Building Climbing Strength on the Bike — What Actually Moves the Needle

There’s a certain kind of suffering unique to a long climb — the kind where the gradient kicks up, your cadence drops, and every rider you’ve ever admired suddenly seems to be from a different species. Climbing is where fitness gaps get exposed. It’s also where they can be closed.

You don’t need to be born a climber. You need to train like one.

Develop Your Seated Climbing Power

The most efficient climbers spend the majority of their time seated, keeping heart rate controlled and power consistent. If you stand every time the road tilts, you’re burning matches that could be saved for later. Practice seated climbing at tempos that challenge you but stay sustainable — think 85–90% of threshold power for shorter climbs, lower for longer ones.

Seated climbing also demands core and hip stability. A strong, stable trunk keeps your pedal stroke efficient and prevents that side-to-side rocking that bleeds energy.

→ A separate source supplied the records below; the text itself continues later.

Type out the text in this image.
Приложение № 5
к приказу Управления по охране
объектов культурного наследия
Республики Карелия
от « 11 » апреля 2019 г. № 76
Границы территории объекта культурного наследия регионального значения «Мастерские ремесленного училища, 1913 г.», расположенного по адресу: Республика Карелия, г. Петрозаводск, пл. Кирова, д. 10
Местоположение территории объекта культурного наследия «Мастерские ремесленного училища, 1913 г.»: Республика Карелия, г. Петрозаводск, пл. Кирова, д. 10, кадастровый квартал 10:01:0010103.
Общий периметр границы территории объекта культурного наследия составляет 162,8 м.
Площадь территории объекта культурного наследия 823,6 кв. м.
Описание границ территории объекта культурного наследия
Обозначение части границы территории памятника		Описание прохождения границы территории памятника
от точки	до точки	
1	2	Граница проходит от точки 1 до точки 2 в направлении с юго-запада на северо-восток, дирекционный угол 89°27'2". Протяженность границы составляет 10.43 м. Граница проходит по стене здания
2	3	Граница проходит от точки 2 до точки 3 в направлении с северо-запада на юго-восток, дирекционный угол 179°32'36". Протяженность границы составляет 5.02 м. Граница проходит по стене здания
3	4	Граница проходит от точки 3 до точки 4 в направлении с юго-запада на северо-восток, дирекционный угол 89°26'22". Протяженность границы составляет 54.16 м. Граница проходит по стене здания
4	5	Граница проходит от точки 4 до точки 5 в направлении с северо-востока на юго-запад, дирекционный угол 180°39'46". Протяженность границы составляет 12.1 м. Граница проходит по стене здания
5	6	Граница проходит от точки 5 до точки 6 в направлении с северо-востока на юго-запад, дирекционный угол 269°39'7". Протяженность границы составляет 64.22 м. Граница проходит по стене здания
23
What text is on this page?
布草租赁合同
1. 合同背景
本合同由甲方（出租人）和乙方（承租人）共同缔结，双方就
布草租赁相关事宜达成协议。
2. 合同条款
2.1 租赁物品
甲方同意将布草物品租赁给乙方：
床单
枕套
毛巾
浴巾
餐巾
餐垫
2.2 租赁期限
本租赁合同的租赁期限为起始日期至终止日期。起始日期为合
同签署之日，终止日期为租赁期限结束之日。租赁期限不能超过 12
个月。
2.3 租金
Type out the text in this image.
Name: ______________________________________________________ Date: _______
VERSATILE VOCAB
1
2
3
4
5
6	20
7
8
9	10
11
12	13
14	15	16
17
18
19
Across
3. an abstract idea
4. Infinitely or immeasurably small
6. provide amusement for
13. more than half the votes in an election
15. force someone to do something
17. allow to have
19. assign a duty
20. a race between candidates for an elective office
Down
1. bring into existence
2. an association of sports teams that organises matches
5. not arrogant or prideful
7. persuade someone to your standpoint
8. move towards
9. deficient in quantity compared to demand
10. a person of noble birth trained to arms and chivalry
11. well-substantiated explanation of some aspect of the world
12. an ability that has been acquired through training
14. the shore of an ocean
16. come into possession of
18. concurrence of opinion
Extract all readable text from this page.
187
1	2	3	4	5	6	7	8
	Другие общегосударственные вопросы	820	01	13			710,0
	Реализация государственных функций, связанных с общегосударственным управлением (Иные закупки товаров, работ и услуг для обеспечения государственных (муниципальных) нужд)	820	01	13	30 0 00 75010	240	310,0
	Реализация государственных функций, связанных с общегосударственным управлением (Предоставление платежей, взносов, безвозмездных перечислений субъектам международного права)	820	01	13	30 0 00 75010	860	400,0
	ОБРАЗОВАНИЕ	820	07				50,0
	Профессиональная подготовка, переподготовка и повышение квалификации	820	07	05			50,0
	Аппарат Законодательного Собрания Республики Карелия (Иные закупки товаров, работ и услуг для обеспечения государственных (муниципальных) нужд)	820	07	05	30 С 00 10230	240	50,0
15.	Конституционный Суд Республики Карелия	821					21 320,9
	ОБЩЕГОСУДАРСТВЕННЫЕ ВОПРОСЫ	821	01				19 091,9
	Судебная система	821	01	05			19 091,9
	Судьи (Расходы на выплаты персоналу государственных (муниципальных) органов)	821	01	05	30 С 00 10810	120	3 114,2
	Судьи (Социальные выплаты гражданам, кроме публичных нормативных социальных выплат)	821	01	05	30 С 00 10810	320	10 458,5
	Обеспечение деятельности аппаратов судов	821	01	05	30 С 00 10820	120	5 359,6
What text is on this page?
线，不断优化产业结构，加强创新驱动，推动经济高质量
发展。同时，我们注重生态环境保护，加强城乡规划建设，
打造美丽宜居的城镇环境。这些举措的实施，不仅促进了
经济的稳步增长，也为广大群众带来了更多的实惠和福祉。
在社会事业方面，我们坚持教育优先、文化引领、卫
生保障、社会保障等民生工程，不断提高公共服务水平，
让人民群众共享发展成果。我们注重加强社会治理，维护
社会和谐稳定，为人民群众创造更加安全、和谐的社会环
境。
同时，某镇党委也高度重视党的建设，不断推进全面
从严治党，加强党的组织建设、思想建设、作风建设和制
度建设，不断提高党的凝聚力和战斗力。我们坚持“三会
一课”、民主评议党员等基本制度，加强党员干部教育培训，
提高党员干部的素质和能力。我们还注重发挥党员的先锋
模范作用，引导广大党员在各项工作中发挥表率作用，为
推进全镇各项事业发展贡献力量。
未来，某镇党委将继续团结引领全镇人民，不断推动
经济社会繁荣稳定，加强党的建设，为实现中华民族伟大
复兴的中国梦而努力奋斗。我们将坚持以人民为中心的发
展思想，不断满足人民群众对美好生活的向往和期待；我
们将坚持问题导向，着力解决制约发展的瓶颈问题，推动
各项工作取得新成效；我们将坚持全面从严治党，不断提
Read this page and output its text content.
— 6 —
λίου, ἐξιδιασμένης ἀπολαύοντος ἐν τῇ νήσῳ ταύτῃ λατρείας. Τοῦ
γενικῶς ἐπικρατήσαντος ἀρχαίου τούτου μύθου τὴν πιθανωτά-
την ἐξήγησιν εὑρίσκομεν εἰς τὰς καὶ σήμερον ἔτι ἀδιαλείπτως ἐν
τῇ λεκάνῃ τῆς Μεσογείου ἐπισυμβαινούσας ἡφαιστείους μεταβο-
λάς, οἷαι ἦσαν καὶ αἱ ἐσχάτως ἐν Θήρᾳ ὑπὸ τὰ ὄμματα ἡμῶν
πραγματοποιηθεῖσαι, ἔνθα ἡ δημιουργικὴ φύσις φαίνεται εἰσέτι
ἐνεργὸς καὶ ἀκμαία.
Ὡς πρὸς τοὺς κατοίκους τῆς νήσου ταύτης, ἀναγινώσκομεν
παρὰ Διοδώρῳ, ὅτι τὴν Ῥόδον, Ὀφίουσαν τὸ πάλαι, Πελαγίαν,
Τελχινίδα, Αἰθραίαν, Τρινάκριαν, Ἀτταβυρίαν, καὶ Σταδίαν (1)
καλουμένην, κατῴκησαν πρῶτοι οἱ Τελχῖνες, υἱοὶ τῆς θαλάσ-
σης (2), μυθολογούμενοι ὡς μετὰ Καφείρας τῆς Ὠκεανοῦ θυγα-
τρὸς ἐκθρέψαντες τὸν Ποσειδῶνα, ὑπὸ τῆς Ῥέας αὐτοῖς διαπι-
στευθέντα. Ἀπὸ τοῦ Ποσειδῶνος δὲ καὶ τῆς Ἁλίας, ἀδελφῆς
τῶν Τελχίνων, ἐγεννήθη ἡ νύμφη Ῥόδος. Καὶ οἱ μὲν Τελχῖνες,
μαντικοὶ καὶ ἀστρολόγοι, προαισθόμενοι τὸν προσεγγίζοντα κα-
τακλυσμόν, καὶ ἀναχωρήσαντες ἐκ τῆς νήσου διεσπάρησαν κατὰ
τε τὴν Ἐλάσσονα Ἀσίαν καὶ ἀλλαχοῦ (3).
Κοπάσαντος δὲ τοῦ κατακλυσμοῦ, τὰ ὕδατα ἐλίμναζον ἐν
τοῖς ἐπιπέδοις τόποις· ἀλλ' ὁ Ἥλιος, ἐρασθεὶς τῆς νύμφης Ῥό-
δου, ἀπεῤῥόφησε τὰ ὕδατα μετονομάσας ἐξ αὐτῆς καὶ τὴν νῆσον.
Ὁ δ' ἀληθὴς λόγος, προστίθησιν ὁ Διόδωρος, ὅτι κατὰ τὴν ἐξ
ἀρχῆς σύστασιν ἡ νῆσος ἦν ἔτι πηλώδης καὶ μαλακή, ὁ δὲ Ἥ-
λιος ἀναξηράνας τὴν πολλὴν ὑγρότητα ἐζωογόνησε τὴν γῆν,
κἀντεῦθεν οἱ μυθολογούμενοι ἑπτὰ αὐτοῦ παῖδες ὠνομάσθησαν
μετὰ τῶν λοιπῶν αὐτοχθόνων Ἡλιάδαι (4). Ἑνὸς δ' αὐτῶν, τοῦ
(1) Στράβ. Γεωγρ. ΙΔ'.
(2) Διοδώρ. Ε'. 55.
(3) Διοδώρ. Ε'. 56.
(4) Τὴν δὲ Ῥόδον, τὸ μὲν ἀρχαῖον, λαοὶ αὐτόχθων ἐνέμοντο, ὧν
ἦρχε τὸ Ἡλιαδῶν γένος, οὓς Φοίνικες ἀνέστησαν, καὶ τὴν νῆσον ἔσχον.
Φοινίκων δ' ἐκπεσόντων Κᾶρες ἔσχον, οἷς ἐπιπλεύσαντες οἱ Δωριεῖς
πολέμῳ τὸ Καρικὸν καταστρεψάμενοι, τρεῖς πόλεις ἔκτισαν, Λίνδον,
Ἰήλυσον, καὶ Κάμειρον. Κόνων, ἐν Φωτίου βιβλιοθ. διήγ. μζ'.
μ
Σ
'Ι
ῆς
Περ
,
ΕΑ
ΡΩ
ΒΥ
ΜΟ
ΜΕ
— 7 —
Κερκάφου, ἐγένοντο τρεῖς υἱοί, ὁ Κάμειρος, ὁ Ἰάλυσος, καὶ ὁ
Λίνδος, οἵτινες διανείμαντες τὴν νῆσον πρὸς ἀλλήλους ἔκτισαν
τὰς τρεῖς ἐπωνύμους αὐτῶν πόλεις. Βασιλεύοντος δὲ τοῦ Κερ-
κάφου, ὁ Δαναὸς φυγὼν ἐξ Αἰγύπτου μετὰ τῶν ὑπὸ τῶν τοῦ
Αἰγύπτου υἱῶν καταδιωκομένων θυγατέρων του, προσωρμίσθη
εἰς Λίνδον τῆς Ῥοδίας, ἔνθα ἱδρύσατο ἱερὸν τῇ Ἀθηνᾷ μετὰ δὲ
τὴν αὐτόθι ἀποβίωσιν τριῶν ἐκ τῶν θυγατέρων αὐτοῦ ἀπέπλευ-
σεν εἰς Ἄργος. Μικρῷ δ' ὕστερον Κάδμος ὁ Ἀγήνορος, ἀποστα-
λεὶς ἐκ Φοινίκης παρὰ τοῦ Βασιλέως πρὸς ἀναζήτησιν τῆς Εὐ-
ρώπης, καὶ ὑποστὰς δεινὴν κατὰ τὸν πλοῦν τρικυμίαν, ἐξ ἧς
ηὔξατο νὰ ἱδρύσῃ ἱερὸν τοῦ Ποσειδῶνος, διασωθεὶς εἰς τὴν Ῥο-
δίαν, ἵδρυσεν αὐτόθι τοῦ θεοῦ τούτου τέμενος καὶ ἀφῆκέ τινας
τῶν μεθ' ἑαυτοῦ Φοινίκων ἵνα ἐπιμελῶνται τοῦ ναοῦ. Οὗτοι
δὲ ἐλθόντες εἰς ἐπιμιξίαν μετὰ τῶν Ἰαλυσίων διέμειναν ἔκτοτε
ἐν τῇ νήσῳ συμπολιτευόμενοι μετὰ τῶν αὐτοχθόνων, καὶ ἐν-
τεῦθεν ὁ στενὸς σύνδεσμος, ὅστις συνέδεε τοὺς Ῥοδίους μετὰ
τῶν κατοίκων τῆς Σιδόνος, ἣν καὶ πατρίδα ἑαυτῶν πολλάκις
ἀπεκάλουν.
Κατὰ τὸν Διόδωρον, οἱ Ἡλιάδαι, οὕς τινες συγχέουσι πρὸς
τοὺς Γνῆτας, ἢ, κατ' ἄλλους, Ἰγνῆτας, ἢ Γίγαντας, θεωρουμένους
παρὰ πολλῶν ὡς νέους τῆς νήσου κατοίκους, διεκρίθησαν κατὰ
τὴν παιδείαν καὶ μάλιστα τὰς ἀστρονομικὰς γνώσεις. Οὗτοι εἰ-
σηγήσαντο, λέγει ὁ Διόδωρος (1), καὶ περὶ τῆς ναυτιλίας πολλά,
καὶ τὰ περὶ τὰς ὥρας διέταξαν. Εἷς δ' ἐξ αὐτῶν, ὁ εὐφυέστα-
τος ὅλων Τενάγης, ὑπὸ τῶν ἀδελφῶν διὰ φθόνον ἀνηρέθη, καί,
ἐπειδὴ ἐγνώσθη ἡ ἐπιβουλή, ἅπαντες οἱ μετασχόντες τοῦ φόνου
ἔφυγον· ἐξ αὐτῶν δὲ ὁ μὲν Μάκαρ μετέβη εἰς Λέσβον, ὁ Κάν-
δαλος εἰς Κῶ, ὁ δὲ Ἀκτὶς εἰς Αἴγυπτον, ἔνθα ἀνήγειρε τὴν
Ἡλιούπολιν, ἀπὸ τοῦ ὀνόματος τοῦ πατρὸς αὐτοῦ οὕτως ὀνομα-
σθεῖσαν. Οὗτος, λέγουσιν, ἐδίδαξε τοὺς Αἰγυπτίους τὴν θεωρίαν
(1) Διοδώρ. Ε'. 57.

Use Over-Geared Seated Efforts to Build Muscle Endurance

Once a week, find a moderate incline and push a gear that’s deliberately harder than you’d normally choose. Keep your cadence around 60–65 RPM and hold the effort for 5–8 minutes, focusing on smooth, forceful pedal strokes. These low-cadence strength intervals develop the muscular endurance specific to climbing that regular road riding doesn’t quite replicate.

Recover fully between sets. This is strength work — treat it accordingly.

Train the Descent to Improve the Climb

Most climbers focus only on the ascent, but skilled descending means you arrive at the next climb with fresher legs. Practice cornering technique, braking efficiency, and body positioning on descents so you’re not white-knuckling it and wasting energy through tension.

Get Specific: Train on Your Goal Terrain

If your target event has long 8% grades, train on long 8% grades. Treadmills and trainers can simulate watts, but there’s no substitute for the neuromuscular specificity of actually climbing your target terrain. Map out local climbs of varying lengths and gradients and rotate through them intentionally.

Every climb you struggle with today is a climb you’ll own next season. Get on it.